The powerful chairman of the tax-writing Senate Finance Committee is questioning whether credit unions still deserve their tax-exempt status.
"I am concerned that the credit union industry is evolving in ways that take many credit unions further from their original tax-exempt status," Senate Finance Chairman Orrin Hatch (R-Utah), said in a letter Jan. 31 to NCUA board Chairman J. Mark McWatters.
Hatch said the NCUA has relaxed field-of-membership constraints, opened the door to the use of alternative capital and lifted limits on business lending.
Recommended For You
"While these may be worthwhile pursuits, they should give us pause and cause a reflection on the core mission of credit unions and their tax-exempt status," Hatch wrote.

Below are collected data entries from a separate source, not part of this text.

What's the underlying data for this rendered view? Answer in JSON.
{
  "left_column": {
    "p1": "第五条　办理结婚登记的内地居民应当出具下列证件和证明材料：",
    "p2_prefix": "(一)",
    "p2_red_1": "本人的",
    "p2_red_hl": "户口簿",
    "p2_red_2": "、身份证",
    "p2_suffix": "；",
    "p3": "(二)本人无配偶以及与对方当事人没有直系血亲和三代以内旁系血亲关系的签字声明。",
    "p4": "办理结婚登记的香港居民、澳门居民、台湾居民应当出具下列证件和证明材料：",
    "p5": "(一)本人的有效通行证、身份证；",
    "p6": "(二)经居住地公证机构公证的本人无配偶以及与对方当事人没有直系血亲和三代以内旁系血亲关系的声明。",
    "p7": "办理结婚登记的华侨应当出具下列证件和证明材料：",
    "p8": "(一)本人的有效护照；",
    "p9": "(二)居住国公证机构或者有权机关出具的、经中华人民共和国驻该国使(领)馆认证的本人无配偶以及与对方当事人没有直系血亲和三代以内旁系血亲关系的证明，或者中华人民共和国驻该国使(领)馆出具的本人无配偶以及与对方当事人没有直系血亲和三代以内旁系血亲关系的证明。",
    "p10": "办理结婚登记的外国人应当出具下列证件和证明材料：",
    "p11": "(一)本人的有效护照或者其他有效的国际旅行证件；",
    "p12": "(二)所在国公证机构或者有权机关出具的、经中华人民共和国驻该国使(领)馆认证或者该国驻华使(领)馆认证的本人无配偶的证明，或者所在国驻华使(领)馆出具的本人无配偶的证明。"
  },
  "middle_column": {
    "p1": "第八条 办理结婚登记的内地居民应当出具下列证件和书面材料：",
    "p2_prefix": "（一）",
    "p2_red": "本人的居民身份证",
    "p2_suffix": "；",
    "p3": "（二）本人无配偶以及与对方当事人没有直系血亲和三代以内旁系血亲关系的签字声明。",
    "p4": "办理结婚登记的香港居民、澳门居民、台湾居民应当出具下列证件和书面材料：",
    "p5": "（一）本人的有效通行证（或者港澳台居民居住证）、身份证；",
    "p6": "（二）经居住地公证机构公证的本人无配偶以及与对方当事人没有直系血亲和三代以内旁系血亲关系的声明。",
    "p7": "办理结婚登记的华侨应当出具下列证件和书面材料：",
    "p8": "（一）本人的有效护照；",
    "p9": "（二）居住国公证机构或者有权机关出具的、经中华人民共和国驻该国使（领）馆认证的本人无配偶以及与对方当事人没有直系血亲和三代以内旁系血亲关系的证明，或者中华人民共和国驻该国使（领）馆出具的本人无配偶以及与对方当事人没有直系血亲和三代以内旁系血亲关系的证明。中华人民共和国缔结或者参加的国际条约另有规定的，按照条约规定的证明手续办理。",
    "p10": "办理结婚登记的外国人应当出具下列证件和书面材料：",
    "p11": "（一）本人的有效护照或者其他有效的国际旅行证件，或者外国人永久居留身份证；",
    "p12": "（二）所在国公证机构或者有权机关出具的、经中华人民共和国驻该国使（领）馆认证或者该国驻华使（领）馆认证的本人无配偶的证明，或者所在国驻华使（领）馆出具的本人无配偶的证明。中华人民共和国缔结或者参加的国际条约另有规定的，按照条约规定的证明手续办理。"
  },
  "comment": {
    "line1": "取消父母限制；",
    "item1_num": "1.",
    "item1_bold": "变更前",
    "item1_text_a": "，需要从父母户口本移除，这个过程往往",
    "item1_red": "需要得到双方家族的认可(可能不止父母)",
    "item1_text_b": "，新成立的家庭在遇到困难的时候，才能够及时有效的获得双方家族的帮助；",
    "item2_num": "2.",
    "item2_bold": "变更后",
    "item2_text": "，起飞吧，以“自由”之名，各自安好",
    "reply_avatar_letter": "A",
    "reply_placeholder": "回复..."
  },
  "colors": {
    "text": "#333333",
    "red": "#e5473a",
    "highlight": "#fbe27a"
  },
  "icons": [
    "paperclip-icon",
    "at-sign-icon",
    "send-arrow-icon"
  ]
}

This new threat to the credit union tax status comes at a time when credit union trade groups had declared victory since the tax overhaul bill that was enacted last year preserved the tax-exempt status. However, Congress is likely to consider a technical corrections bill to the tax overhaul legislation, which could open the door to a renewed review of the credit union tax status.
Hatch is not subject to the usual political pressure that comes from raising such a divisive issue, since he is retiring at the end of the year. In the letter, Hatch said that the federal credit union common bond requirements have been watered down through "regulatory interpretations and a dearth of enforcement in recent decades."